Pupils experienced two wildly different performances, one cutting edge new production and one classic, albeit reinterpreted in a different setting from usual. The first trip was to Hammersmith’s Lyric Theatre to see a new play, Things I Know To Be True, looking at family life through the eyes of four grown up siblings and performed by the famously physical Frantic Assembly company.
The second production was a 1950s set version of the slightly more familiar Romeo and Juliet at the Ambassadors Theatre, performed by the National Youth Theatre, the company which has produced such future world stars as Helen Mirren, Daniel Day Lewis, Orlando Bloom, David Walliams and Matt Smith.
“These were two very different experiences in every way and from an educational point of view that made them all the more valid,” said teacher Sam Ball, who oversaw the trips.
“The first play really made a big impact – some of the pupils were amazed to find they were actually in tears at the end, and couldn’t believe they’d become so emotionally involved with a series of characters, which only serves to underline just what an experience live theatre can be.
“That set the bar high for the second trip, and in fact it didn’t live up to expectation – the general mood of the group was that the cast didn’t really capture the imagination of the audience emotionally, and what impressed them most was the technical aspects of the staging.
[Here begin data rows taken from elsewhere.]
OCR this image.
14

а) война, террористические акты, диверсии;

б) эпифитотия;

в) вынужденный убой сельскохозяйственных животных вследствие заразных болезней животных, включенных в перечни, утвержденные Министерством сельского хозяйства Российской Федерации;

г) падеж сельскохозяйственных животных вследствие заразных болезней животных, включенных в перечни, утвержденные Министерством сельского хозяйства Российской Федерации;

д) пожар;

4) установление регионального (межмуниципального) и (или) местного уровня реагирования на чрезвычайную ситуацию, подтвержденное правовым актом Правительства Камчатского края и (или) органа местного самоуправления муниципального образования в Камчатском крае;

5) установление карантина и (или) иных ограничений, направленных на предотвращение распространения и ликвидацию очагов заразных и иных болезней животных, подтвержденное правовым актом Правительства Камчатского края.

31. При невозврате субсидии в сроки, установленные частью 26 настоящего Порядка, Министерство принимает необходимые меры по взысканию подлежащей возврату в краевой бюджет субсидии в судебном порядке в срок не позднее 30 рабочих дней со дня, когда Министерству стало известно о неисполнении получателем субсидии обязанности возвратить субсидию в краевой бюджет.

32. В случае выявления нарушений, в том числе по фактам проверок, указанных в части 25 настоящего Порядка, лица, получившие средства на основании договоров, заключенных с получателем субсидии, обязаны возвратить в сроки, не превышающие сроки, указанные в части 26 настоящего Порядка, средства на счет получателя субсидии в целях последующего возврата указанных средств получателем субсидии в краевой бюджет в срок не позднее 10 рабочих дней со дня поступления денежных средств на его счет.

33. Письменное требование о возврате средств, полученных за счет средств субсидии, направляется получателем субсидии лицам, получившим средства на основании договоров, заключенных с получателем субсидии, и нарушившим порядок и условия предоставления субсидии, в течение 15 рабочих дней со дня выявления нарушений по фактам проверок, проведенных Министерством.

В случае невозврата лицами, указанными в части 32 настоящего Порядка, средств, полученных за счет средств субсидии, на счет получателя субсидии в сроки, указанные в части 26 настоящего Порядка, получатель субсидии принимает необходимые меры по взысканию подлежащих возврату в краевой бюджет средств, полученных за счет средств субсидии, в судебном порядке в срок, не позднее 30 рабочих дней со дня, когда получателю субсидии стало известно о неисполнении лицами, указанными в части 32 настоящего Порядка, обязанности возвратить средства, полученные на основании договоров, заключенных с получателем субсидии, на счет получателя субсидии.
But from a teacher’s point of view, that’s just as interesting and as positive a reaction as them saying they liked it, because they’re developing critical faculties and developing their own opinions, which is wonderful.”
The trips were a highlight of the term so far for pupils at the Beacon School, which since the start of this academic year has been a member of the GLF Schools multi-academy trust.
“The students really enjoyed it and trips like these really improve their practical work, as well as increasing their ability to analyse and write about drama,” added Ms Ball. “We’re planning more trips in the new year, and I can’t wait to see how they respond to those plays.”